Condoms and their uses: Apart from the usual,a condom can be a handy piece of equipment. Like we witness in ‘Grand Masti’ it can also double up as an umbrella cover.

Bikinis are normal attire: Contrary to popular belief,sporting a bikini while in college and even attending lectures clad in one isn’t a taboo any more.

Family woes: Before triple dating always verify whether the girls are related in any way,especially family ties,like the boys learnt from Rose,Mary,and Marlow.

Beware of wearing printed underwear: If ever caught in a fix with a mouse printed on your underpants watch out for cats’ pet of feral.

Combinations for condoms: Condom doodh aur pani ke saath nahi,kele ke saath lena chaiye.

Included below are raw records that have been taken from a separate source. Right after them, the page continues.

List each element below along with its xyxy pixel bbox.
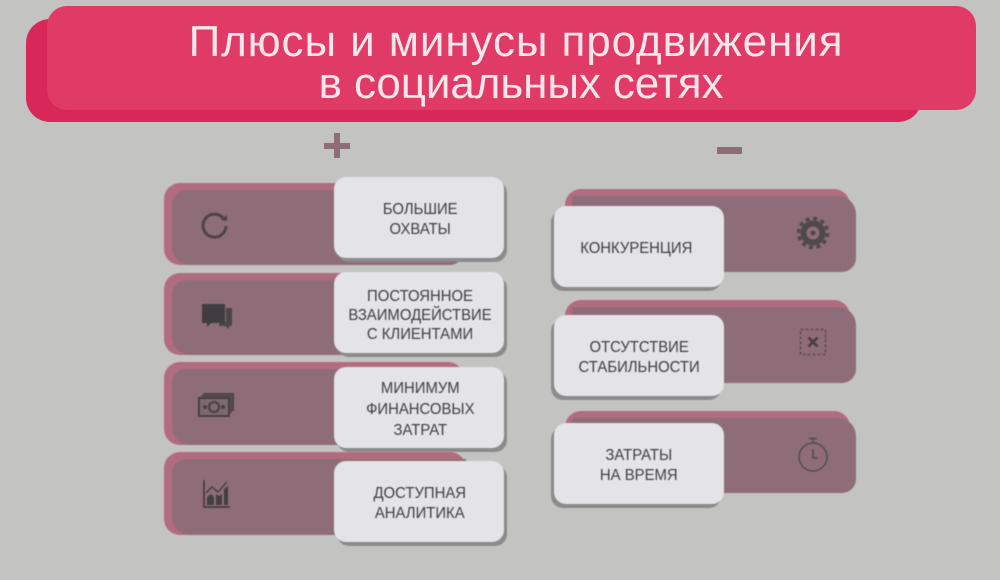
card text: instability: ОТСУТСТВИЕ <box>589 338 689 356</box>
card text: analytics: ДОСТУПНАЯ <box>374 484 466 502</box>
header banner <box>26 6 976 122</box>
panel: pros 4 <box>164 452 508 546</box>
card text: instability: СТАБИЛЬНОСТИ <box>578 359 700 376</box>
panel: pros 1 <box>164 176 508 266</box>
icon: chat bubbles <box>202 304 232 329</box>
plus sign <box>324 133 350 158</box>
panel: cons 1 <box>550 188 856 292</box>
icon: gear <box>796 216 830 250</box>
card text: minimal costs: МИНИМУМ <box>381 380 459 397</box>
card text: reach <box>334 177 504 258</box>
icon: analytics chart <box>202 480 230 508</box>
card text: minimal costs: ФИНАНСОВЫХ <box>366 401 474 418</box>
card text: analytics: АНАЛИТИКА <box>375 505 465 522</box>
card text: instability <box>554 315 724 396</box>
title: в социальных сетях <box>319 59 723 108</box>
card text: time costs: ЗАТРАТЫ <box>606 446 672 464</box>
icon: dashed box with cross <box>799 328 827 356</box>
card text: interaction <box>334 272 504 353</box>
panel: pros 3 <box>164 362 508 452</box>
card text: interaction: ВЗАИМОДЕЙСТВИЕ <box>348 306 492 324</box>
card text: competition <box>554 206 724 287</box>
title <box>189 17 843 108</box>
card text: time costs <box>554 423 724 504</box>
title: Плюсы и минусы продвижения <box>189 17 843 66</box>
card text: minimal costs <box>334 367 504 448</box>
card text: reach: ОХВАТЫ <box>389 221 451 238</box>
card text: time costs: НА ВРЕМЯ <box>600 467 678 484</box>
card text: analytics <box>334 461 504 542</box>
card text: interaction: С КЛИЕНТАМИ <box>367 326 473 342</box>
card text: minimal costs: ЗАТРАТ <box>393 422 447 439</box>
panel: cons 2 <box>550 300 856 400</box>
card text: interaction: ПОСТОЯННОЕ <box>367 288 473 304</box>
minus sign <box>717 147 742 154</box>
card text: reach: БОЛЬШИЕ <box>383 200 457 218</box>
card text: competition: КОНКУРЕНЦИЯ <box>580 240 692 257</box>
panel: pros 2 <box>164 272 508 358</box>
icon: stopwatch <box>798 437 828 472</box>
icon: banknotes <box>198 392 234 418</box>
panel: cons 3 <box>550 410 856 508</box>
icon: refresh <box>201 212 228 240</box>
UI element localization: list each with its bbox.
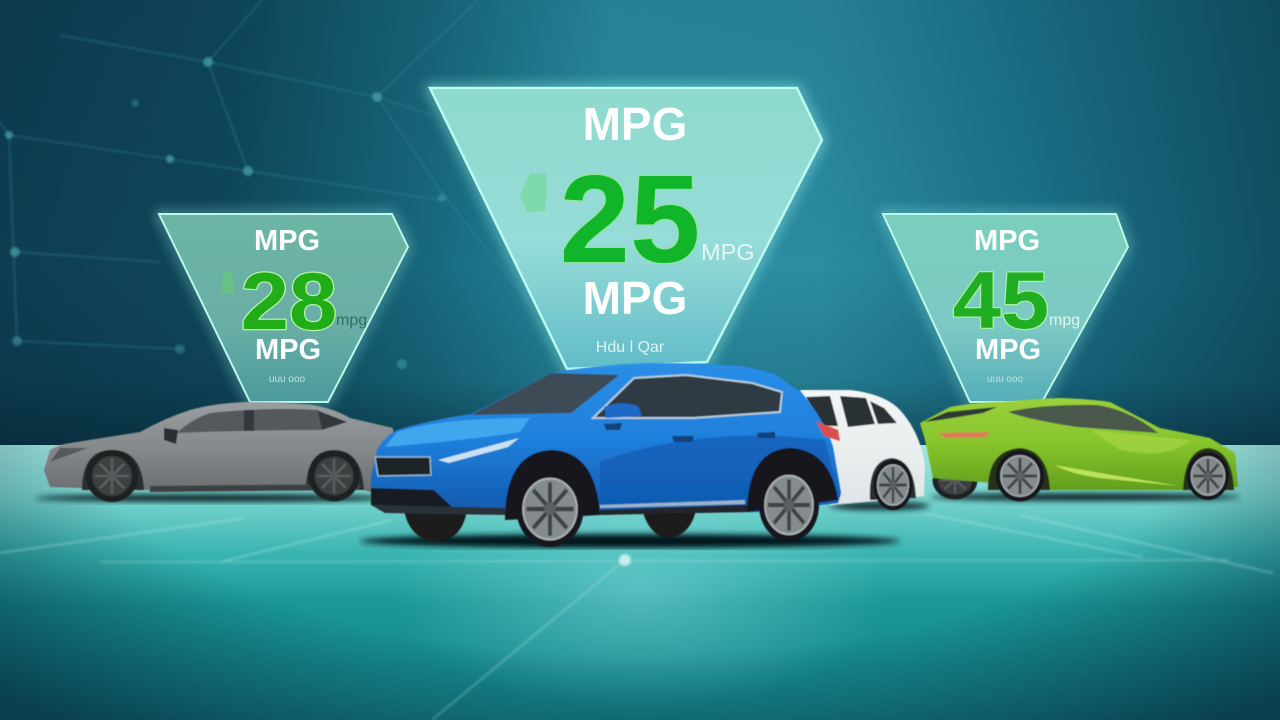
icon: center leaf [520,173,547,212]
car: blue SUV [360,363,900,548]
background wall [0,0,1280,446]
panel: right MPG 45 [883,214,1128,402]
label: right top MPG: MPG [974,225,1040,257]
unit: center MPG: MPG [701,239,755,265]
label: center top MPG: MPG [583,98,687,150]
far wheels [404,505,697,542]
small caption: left: uuu ooo [269,374,306,385]
panel: left MPG 28 [159,214,408,402]
car: white hatchback [800,390,930,510]
value: center 25: 25 [560,150,700,289]
unit: right mpg: mpg [1049,312,1080,329]
floor [0,445,1280,720]
label: center bottom MPG: MPG [583,272,687,324]
unit: left mpg: mpg [336,312,367,329]
icon: left leaf [220,271,234,294]
small caption: right: uuu ooo [987,374,1024,385]
value: right 45: 45 [953,255,1049,345]
panel: center MPG 25 [430,88,822,369]
car: green hatchback [920,398,1240,502]
value: left 28: 28 [241,256,337,346]
network lines background [0,0,562,369]
label: right bottom MPG: MPG [975,334,1041,366]
car: gray sedan [35,402,402,502]
label: left top MPG: MPG [254,225,320,257]
small caption: center: Hdu l Qar [596,339,665,356]
label: left bottom MPG: MPG [255,334,321,366]
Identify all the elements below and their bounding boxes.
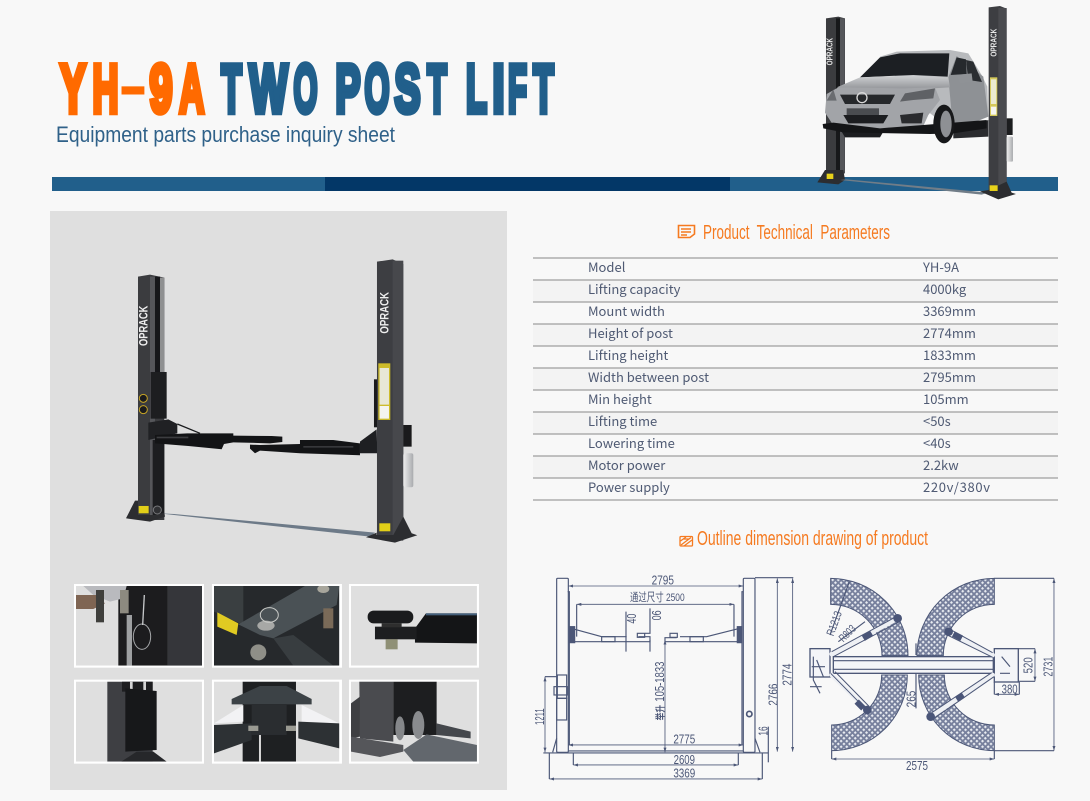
dimension labels: 2609 — [674, 752, 695, 767]
title: 9 — [150, 51, 172, 127]
thumbnail: carriage block — [74, 680, 204, 764]
right post — [366, 259, 417, 543]
dimension lines — [830, 578, 1054, 759]
left arm — [148, 419, 282, 449]
dimension labels: 520 — [1021, 657, 1036, 673]
table: technical parameters: 4000kg — [923, 279, 967, 298]
dimension labels: 2795 — [652, 572, 674, 587]
dimension labels — [532, 572, 794, 780]
dimension labels: 2775 — [673, 732, 695, 747]
right post: OPRACK — [377, 292, 391, 334]
thumbnail: lock pin — [212, 584, 342, 668]
table: technical parameters: 2795mm — [923, 367, 976, 386]
left post: OPRACK — [826, 38, 835, 65]
left post: OPRACK — [137, 305, 151, 346]
table: technical parameters: Width between post — [588, 367, 709, 386]
text: T — [533, 51, 554, 127]
title: W — [249, 51, 288, 127]
table: technical parameters: 1833mm — [923, 345, 976, 364]
title — [60, 47, 554, 127]
floor plate — [158, 513, 375, 537]
arms — [570, 627, 742, 643]
chart: top view drawing — [810, 578, 1055, 773]
title: O — [364, 51, 390, 127]
thumbnail: cable loop — [74, 584, 204, 668]
table: technical parameters: Height of post — [588, 323, 673, 342]
chart: front elevation drawing — [532, 572, 794, 780]
title: F — [508, 51, 527, 127]
heading: product technical parameters: Product Technical Parameters — [703, 222, 890, 244]
car body — [823, 50, 988, 143]
table: technical parameters: YH-9A — [922, 257, 959, 276]
table: technical parameters: Power supply — [588, 477, 670, 496]
table: technical parameters — [533, 257, 1058, 500]
dimension labels: 16 — [755, 726, 770, 736]
thumbnail: base and floor plate — [349, 680, 479, 764]
dimension labels: R803 — [837, 623, 859, 645]
table: technical parameters: Motor power — [588, 455, 666, 474]
title: O — [294, 51, 318, 127]
heading: outline dimension drawing — [680, 528, 928, 550]
panel: product photos — [50, 211, 507, 790]
table: technical parameters: 105mm — [923, 389, 969, 408]
dimension labels: 3369 — [673, 765, 695, 780]
table: technical parameters: Lifting height — [588, 345, 668, 364]
table: technical parameters: Model — [588, 257, 626, 276]
table: technical parameters: <50s — [923, 411, 951, 430]
dimension labels: 105-1833 — [652, 662, 667, 702]
dimension labels: 380 — [1002, 681, 1018, 696]
table: technical parameters: Lifting time — [588, 411, 657, 430]
dimension labels: 40 — [624, 614, 639, 624]
dimension labels — [825, 610, 1055, 773]
dimension labels: 2774 — [779, 663, 794, 686]
table: technical parameters: Min height — [588, 389, 652, 408]
table: technical parameters: Mount width — [588, 301, 665, 320]
dimension labels: 2766 — [765, 684, 780, 706]
table: technical parameters: Lowering time — [588, 433, 675, 452]
title: P — [336, 51, 360, 127]
photo: two post lift — [126, 259, 417, 543]
title: T — [427, 51, 447, 127]
left post — [817, 17, 845, 184]
photo: car on lift — [817, 6, 1016, 199]
dimension labels: 通过尺寸 2500 — [630, 590, 685, 604]
table: technical parameters: 220v/380v — [923, 477, 990, 496]
table: technical parameters: 3369mm — [923, 301, 976, 320]
right post — [980, 6, 1016, 199]
dimension labels: 举升 — [654, 705, 667, 720]
dimension labels: R1213 — [825, 610, 845, 638]
title: S — [394, 51, 420, 127]
heading: outline dimension drawing: Outline dimension drawing of product — [697, 528, 928, 550]
posts — [543, 578, 793, 753]
table: technical parameters: <40s — [923, 433, 951, 452]
thumbnail: rubber pad — [349, 584, 479, 668]
icon: note — [678, 226, 694, 238]
title: H — [92, 51, 118, 127]
arm sweep areas — [831, 578, 994, 751]
thumbnail: carriage front — [212, 680, 342, 764]
icon: drawing — [680, 536, 692, 546]
header band — [52, 177, 1058, 191]
right arm — [250, 429, 377, 455]
table: technical parameters: 2.2kw — [923, 455, 959, 474]
table: technical parameters: 2774mm — [923, 323, 976, 342]
title: Y — [60, 51, 86, 127]
table: technical parameters: Lifting capacity — [588, 279, 681, 298]
detail thumbnails — [74, 584, 479, 764]
dimension labels: 1211 — [532, 708, 547, 725]
dimension lines — [545, 578, 793, 779]
beam and posts — [810, 649, 1018, 693]
title: I — [492, 51, 504, 127]
title: T — [221, 51, 242, 127]
title: L — [466, 51, 487, 127]
heading: product technical parameters — [678, 222, 890, 244]
subtitle: Equipment parts purchase inquiry sheet — [56, 122, 395, 147]
dimension labels: 90 — [649, 610, 664, 620]
swing arms — [832, 618, 993, 717]
title: A — [179, 51, 204, 127]
dimension labels: 2575 — [906, 758, 928, 773]
floor plate — [840, 179, 988, 195]
title: - — [118, 47, 148, 123]
right post: OPRACK — [990, 28, 999, 57]
dimension labels: 2731 — [1040, 657, 1055, 677]
left post — [126, 275, 167, 522]
dimension labels: 265 — [903, 691, 918, 707]
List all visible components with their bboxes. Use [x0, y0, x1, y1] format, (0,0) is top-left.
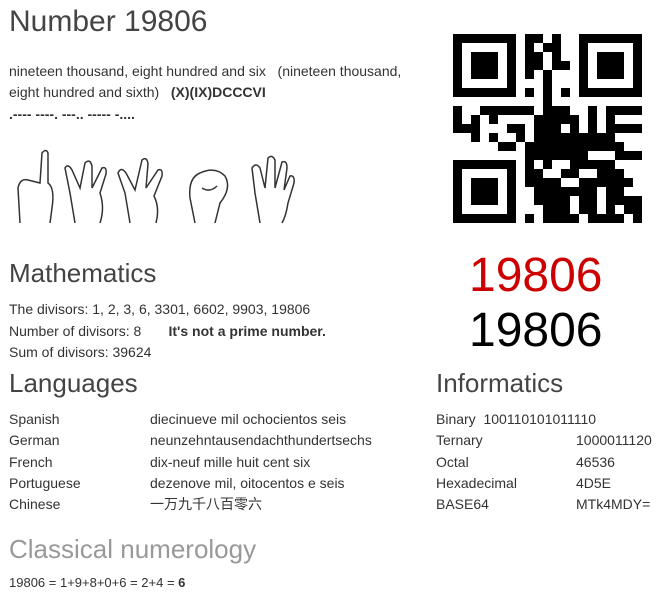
- math text: [9, 301, 326, 360]
- number red: 19806: [469, 249, 602, 302]
- languages table: Portuguese: [9, 475, 81, 491]
- math text: Number of divisors: 8 It's not a prime number.: [9, 322, 326, 338]
- text: dezenove mil, oitocentos e seis: [150, 475, 345, 491]
- informatics table: Ternary: [436, 432, 483, 448]
- informatics table: Octal: [436, 454, 469, 470]
- languages table: [9, 411, 81, 512]
- number black: 19806: [469, 304, 602, 357]
- text: 4D5E: [576, 475, 611, 491]
- informatics table: [436, 411, 596, 512]
- heading: mathematics: Mathematics: [9, 258, 156, 288]
- heading: numerology: Classical numerology: [9, 534, 256, 564]
- text: dix-neuf mille huit cent six: [150, 454, 310, 470]
- numerology text: 19806 = 1+9+8+0+6 = 2+4 = 6: [9, 575, 185, 590]
- heading: languages: Languages: [9, 368, 138, 398]
- text: MTk4MDY=: [576, 496, 650, 512]
- icon: hands: [17, 150, 295, 224]
- text: 1000011120: [576, 432, 652, 448]
- languages table: Chinese: [9, 496, 60, 512]
- text: 46536: [576, 454, 615, 470]
- languages table: French: [9, 454, 53, 470]
- math text: Sum of divisors: 39624: [9, 344, 151, 360]
- math text: The divisors: 1, 2, 3, 6, 3301, 6602, 9903, 19806: [9, 301, 310, 317]
- text block: name: nineteen thousand, eight hundred and six (nineteen thousand,: [9, 63, 401, 79]
- heading: informatics: Informatics: [436, 368, 563, 398]
- text block: name: eight hundred and sixth) (X)(IX)DCCCVI: [9, 84, 266, 100]
- morse: .---- ----. ---.. ----- -....: [9, 106, 135, 122]
- text block: name: [9, 63, 401, 100]
- text: neunzehntausendachthundertsechs: [150, 432, 372, 448]
- informatics table: Binary 100110101011110: [436, 411, 596, 427]
- title: Number 19806: [9, 5, 207, 38]
- informatics table: Hexadecimal: [436, 475, 517, 491]
- text: diecinueve mil ochocientos seis: [150, 411, 346, 427]
- languages table: German: [9, 432, 60, 448]
- languages table: Spanish: [9, 411, 60, 427]
- QR code: [453, 34, 642, 223]
- text: 一万九千八百零六: [150, 496, 262, 512]
- informatics table: BASE64: [436, 496, 489, 512]
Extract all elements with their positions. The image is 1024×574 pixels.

A woman’s effect: If the tides of the seas are controlled by the moon,water from a fountain can be affected by the presence of a woman.

F is the best grade: Contrary to educational grading systems ‘F’ is by far the best grade that need to be achieved for complete satisfaction.

Think twice before kicking your boss: If you ever find your boss with your wife think twice before kicking him,it may just be some small puppy that’s being admired.

Wife as the boss isn’t always good: Having your wife as your boss doesn’t always help,especially when planning a night out with the boys.

Any time bottle openers: Stuck with a bottle sans an opener,take a hint from the film and approach the closest current student.

Airport route: When caught cheating by your girlfriend’s husband/ father/ brother run straight to the airport.

Battle of the crows: Kawve aur popat ke jung mein hamesha popat hi ghayal hota hai. Fear the crow.